Saudi Arabia, by contrast, exports extensively while facing limited direct competition from China in its primary export commodity, a situation that creates a strategic opportunity. The current environment allows the Kingdom to obtain imports from China at lower cost and access a broader range of goods that previously flowed largely toward the United States market.

Addressing how emerging economies should respond to dumping pressures and rising competition, Antràs said countries should minimize protectionist tendencies and instead position themselves as committed participants in the multilateral trading system, allowing foreign producers to access domestic markets while encouraging domestic firms to expand internationally.

He noted that although Chinese dumping presents concerns for countries with manufacturing sectors that compete directly with Chinese production, the risk is lower for Saudi Arabia because it does not maintain a large manufacturing base that overlaps directly with Chinese exports. Lower-cost imports could benefit Saudi consumers, while targeted policy tools such as credit programs, subsidies, and support for firms seeking to redesign and upgrade business models represent more effective responses than broad protectionist measures.

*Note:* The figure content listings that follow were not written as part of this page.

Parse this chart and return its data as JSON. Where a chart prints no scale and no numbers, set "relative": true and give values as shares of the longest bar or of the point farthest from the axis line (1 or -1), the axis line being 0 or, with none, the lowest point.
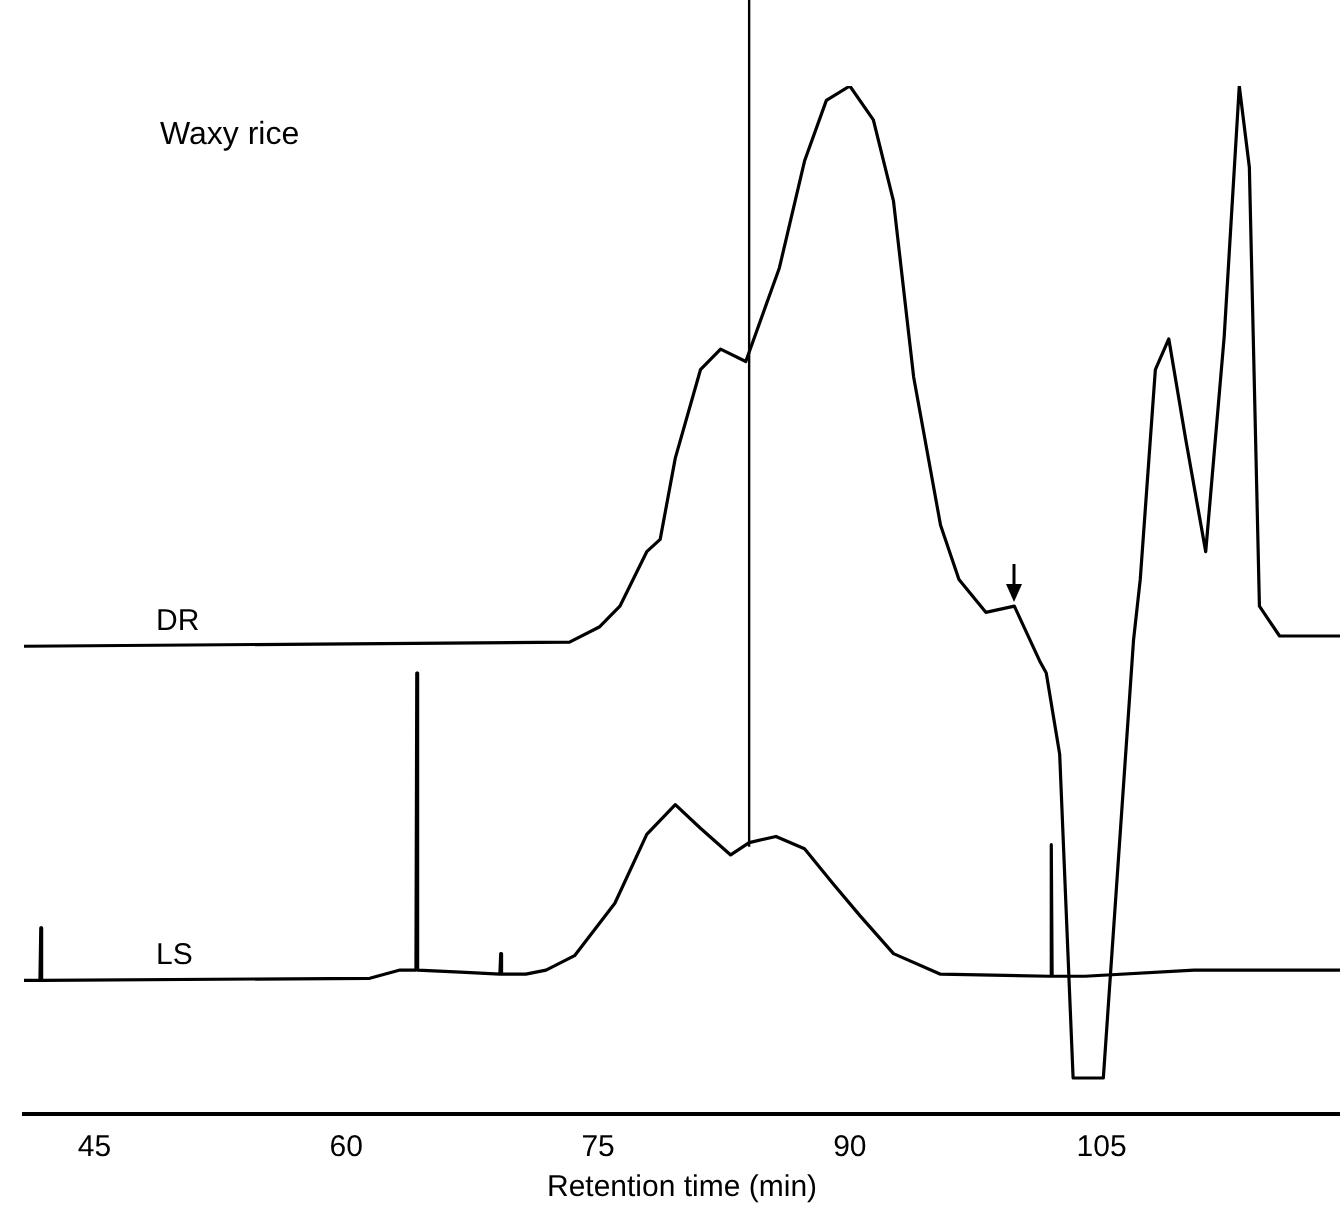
{
  "chart_data": {
    "type": "line",
    "title": "Waxy rice",
    "xlabel": "Retention time (min)",
    "relative": true,
    "xlim": [
      40.8,
      119.2
    ],
    "xticks": [
      45,
      60,
      75,
      90,
      105
    ],
    "grid": false,
    "legend": false,
    "marker": "none",
    "line_style": "solid",
    "ref_lines": [
      {
        "axis": "x",
        "value": 84,
        "color": "#000000"
      }
    ],
    "series": [
      {
        "name": "DR",
        "color": "#000000",
        "x": [
          40.8,
          73.3,
          75.1,
          76.3,
          77.9,
          78.7,
          79.6,
          81.1,
          82.3,
          83.8,
          85.8,
          87.3,
          88.6,
          90.0,
          91.4,
          92.6,
          93.8,
          95.4,
          96.5,
          98.1,
          99.8,
          101.3,
          101.7,
          102.5,
          103.3,
          105.1,
          106.9,
          107.3,
          108.2,
          109.0,
          110.0,
          111.2,
          112.3,
          113.2,
          113.8,
          114.4,
          115.6,
          119.2
        ],
        "values": [
          0.455,
          0.459,
          0.474,
          0.494,
          0.547,
          0.559,
          0.638,
          0.724,
          0.744,
          0.732,
          0.823,
          0.927,
          0.986,
          1.0,
          0.967,
          0.888,
          0.717,
          0.573,
          0.52,
          0.488,
          0.494,
          0.441,
          0.429,
          0.35,
          0.035,
          0.035,
          0.461,
          0.52,
          0.724,
          0.754,
          0.657,
          0.547,
          0.756,
          1.0,
          0.921,
          0.494,
          0.465,
          0.465
        ]
      },
      {
        "name": "LS",
        "color": "#000000",
        "x": [
          40.8,
          41.75,
          41.8,
          41.85,
          61.4,
          63.2,
          64.15,
          64.2,
          64.25,
          66.8,
          69.15,
          69.2,
          69.25,
          70.7,
          71.9,
          73.6,
          76.0,
          77.9,
          79.6,
          81.1,
          82.9,
          84.0,
          85.6,
          87.3,
          89.0,
          90.6,
          92.6,
          95.4,
          101.9,
          101.95,
          102.0,
          102.05,
          104.0,
          110.5,
          119.2
        ],
        "values": [
          0.13,
          0.13,
          0.181,
          0.13,
          0.132,
          0.14,
          0.14,
          0.429,
          0.14,
          0.138,
          0.136,
          0.156,
          0.136,
          0.136,
          0.14,
          0.154,
          0.205,
          0.272,
          0.301,
          0.278,
          0.252,
          0.264,
          0.27,
          0.258,
          0.224,
          0.193,
          0.156,
          0.136,
          0.134,
          0.134,
          0.262,
          0.134,
          0.134,
          0.14,
          0.14
        ]
      }
    ]
  }
}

Globalization has not ended

Antràs said globalization continues but through more complex structures, with trade agreements increasingly negotiated through diverse arrangements rather than relying primarily on multilateral negotiations. Trade deals will continue to be concluded, but they are likely to become more complex, with uncertainty remaining a defining feature of the global trading environment.

Interest rates and artificial intelligence

According to Antràs, high global interest rates, combined with the additional risk premiums faced by emerging markets, are constraining investment, particularly in sectors that require export financing, capital expenditure, and continuous quality upgrading.

However, he noted that elevated interest rates partly reflect expectations of stronger long-term growth driven by artificial intelligence and broader technological transformation.

He also said if those growth expectations materialize, productivity gains could enable small and medium-sized enterprises to forecast demand more accurately and identify previously untapped markets, partially offsetting the negative effects of higher borrowing costs.

Employment concerns and the role of government

The Harvard professor warned that labor markets face a dual challenge stemming from intensified Chinese export competition and accelerating job automation driven by artificial intelligence, developments that could lead to significant disruptions, particularly among younger workers. He said governments must adopt proactive strategies requiring substantial fiscal resources to mitigate near-term labor-market shocks.

According to Antràs, productivity growth remains the central condition for success: if new technologies deliver the anticipated productivity gains, governments will gain the fiscal space needed to compensate affected groups and retrain the workforce, achieving a balance between addressing short-term disruptions and investing in long-term strategic gains.